Las cucharas que se caen

Últimamente las cucharas me siguen.

Se caen tras de mi en lugares que estoy de paso, como si les fuese magnética y quisieran ser mi séquito mientras yo parezco un Hamelin sin flauta.

Se aventuran al tintineo en los cafés donde me siento a esperar que las cosas cambien, en las terrazas donde escribo historias de mil vidas que son la mía, en las pocas casas donde simulo que fui bienvenida, aunque llegué sin avisar.

Siempre hay una cuchara que se resbala antes de remover el chai o tocar el helado, una que golpea el piso y tiembla contra la madera de mentira, dejándome un eco metálico que insiste, como repitiendo mis pensamientos más inapropiados, como componiendo una música de luthieres de otra dimensión.

De niña me dijeron que los cuchillos suicidas eran premonitorios, que cuando se caían aparecería de la nada un hombre con sed y hambre.

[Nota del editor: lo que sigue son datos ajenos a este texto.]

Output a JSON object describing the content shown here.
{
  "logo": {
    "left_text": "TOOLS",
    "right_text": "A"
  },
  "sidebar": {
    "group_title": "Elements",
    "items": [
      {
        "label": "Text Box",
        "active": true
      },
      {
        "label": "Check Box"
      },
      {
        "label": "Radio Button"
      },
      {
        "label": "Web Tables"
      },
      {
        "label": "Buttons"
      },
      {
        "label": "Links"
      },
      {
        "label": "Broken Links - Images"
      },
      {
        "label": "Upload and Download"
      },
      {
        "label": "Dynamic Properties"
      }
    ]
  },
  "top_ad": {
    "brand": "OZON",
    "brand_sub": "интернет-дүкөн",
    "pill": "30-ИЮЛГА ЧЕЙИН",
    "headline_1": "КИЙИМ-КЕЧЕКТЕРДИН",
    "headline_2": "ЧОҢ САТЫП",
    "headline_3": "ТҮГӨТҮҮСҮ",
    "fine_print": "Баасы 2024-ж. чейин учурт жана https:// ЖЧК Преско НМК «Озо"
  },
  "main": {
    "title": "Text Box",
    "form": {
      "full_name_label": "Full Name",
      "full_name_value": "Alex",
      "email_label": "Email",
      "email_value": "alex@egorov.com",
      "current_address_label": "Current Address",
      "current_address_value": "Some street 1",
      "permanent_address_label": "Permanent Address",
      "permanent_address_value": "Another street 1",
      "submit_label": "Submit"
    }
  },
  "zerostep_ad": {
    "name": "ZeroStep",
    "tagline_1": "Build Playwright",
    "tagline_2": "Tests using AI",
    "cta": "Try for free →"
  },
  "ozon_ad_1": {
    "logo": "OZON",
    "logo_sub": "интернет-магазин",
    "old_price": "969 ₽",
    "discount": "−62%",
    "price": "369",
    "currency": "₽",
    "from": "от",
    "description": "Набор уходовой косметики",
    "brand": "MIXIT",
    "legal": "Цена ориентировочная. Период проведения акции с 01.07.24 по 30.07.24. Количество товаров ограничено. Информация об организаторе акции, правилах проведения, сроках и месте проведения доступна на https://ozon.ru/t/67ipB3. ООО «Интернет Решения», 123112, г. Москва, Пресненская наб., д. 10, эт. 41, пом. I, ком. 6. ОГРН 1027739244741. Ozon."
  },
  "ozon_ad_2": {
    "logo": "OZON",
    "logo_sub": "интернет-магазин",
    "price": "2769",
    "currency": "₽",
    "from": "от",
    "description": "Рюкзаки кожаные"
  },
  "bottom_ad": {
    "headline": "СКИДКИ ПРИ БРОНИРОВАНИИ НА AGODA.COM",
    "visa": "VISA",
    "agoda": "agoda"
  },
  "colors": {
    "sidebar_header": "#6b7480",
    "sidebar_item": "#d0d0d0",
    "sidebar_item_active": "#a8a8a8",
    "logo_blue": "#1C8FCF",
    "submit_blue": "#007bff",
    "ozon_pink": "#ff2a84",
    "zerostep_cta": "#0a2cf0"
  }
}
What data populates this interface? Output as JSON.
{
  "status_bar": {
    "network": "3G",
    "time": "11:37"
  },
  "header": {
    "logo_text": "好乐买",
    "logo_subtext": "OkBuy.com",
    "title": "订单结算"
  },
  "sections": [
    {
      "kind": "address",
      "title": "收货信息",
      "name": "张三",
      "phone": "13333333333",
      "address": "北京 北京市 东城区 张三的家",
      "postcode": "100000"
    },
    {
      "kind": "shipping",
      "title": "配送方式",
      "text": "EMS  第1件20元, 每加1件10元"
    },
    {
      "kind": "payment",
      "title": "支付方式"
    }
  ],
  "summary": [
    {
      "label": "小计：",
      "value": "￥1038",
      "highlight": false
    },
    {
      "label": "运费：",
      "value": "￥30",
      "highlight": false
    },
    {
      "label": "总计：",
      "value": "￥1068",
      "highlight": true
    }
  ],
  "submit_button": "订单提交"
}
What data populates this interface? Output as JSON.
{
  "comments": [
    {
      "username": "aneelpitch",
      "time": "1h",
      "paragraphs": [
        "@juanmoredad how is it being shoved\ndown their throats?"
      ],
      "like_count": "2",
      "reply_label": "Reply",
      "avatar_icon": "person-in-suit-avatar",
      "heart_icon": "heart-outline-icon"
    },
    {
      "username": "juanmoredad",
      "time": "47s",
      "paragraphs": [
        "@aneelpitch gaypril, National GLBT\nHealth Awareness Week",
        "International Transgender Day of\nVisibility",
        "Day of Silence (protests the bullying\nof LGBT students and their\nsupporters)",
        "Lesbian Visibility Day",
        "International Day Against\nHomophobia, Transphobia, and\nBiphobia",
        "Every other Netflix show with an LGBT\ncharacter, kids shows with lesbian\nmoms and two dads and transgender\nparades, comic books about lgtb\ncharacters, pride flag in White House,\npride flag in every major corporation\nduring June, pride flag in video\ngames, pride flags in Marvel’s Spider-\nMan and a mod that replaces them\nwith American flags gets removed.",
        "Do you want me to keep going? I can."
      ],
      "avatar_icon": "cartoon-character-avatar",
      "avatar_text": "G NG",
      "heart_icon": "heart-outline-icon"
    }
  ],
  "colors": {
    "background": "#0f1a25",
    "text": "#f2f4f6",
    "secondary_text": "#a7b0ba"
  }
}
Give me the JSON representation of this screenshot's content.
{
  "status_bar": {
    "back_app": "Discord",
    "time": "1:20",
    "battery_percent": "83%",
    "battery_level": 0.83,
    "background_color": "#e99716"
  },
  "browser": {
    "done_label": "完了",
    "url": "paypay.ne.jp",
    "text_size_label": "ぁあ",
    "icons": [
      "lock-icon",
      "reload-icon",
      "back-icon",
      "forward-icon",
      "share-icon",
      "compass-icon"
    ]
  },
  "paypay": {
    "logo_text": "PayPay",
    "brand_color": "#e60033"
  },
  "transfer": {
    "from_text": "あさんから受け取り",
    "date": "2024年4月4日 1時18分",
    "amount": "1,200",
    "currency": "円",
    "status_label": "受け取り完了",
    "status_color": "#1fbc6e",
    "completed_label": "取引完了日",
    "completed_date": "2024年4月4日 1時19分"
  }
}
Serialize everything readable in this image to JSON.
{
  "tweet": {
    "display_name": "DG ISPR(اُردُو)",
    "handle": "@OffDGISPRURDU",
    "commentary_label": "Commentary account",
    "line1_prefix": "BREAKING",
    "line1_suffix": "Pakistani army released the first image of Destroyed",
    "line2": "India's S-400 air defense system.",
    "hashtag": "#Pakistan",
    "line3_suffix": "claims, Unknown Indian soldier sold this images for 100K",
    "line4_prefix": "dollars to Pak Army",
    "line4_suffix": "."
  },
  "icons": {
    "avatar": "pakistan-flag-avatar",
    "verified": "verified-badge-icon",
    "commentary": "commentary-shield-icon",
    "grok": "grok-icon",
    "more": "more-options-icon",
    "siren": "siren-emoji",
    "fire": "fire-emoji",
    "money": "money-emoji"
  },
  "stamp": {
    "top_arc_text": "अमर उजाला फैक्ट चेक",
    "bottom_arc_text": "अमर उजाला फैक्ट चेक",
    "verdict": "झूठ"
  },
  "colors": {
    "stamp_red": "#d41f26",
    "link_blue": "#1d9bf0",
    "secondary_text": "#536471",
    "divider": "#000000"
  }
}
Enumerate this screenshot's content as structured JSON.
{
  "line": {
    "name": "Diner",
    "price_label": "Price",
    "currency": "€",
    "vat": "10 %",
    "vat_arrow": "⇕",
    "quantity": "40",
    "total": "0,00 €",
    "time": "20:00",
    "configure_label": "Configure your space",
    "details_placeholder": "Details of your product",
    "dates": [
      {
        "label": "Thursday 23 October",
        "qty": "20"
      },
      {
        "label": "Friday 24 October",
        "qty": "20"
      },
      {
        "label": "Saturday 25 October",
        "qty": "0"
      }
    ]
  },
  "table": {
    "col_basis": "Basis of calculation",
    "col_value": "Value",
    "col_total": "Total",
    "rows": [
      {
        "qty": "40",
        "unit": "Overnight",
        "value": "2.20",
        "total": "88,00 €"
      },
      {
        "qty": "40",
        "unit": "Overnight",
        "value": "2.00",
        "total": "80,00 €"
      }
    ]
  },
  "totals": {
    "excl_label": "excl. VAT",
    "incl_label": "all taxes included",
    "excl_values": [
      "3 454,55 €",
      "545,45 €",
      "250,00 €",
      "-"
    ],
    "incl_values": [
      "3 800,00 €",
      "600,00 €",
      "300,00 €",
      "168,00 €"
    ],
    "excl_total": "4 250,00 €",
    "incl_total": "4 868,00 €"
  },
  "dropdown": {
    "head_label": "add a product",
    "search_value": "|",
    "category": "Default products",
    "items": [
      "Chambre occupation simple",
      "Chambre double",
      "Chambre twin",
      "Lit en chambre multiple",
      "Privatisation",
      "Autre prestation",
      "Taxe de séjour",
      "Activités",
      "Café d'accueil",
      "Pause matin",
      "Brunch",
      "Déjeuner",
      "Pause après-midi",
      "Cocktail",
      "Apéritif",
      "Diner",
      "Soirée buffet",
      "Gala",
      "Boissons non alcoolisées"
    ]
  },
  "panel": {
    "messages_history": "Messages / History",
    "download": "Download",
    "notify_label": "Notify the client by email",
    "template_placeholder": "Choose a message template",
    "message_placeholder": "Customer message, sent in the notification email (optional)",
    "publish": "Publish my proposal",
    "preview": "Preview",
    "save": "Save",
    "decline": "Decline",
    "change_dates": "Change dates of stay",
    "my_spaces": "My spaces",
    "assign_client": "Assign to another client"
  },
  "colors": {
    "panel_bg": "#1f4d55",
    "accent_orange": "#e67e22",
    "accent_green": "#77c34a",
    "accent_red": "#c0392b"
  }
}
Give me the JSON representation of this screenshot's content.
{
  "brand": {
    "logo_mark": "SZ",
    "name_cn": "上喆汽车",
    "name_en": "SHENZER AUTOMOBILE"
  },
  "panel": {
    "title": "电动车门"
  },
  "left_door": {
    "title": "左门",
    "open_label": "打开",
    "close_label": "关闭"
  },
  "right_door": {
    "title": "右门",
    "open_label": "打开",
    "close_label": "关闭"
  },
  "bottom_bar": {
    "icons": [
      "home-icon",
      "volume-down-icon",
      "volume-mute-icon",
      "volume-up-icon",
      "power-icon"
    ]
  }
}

Pero cuando caía una cuchara, se podía esperar a una mujer, que tal vez aún no había crecido.  

Alguien dijo que su suerte era la de una cuchara que no podía sustituir a un arma y otro que con su mango y su forma cóncava se podían atraer respuestas, que desaparecen mientras él se rasca la cabeza. Yo digo que una cuchara puede ser un espejo cuando se vuelve lo suficientemente brillante y una excusa para comerse al mundo, cuando tiene con quien compartirse la cama.

Lo que no se y no puedo decir, es porque ahora caen cerca de mí, cuando he empezado a sentirme un tenedor.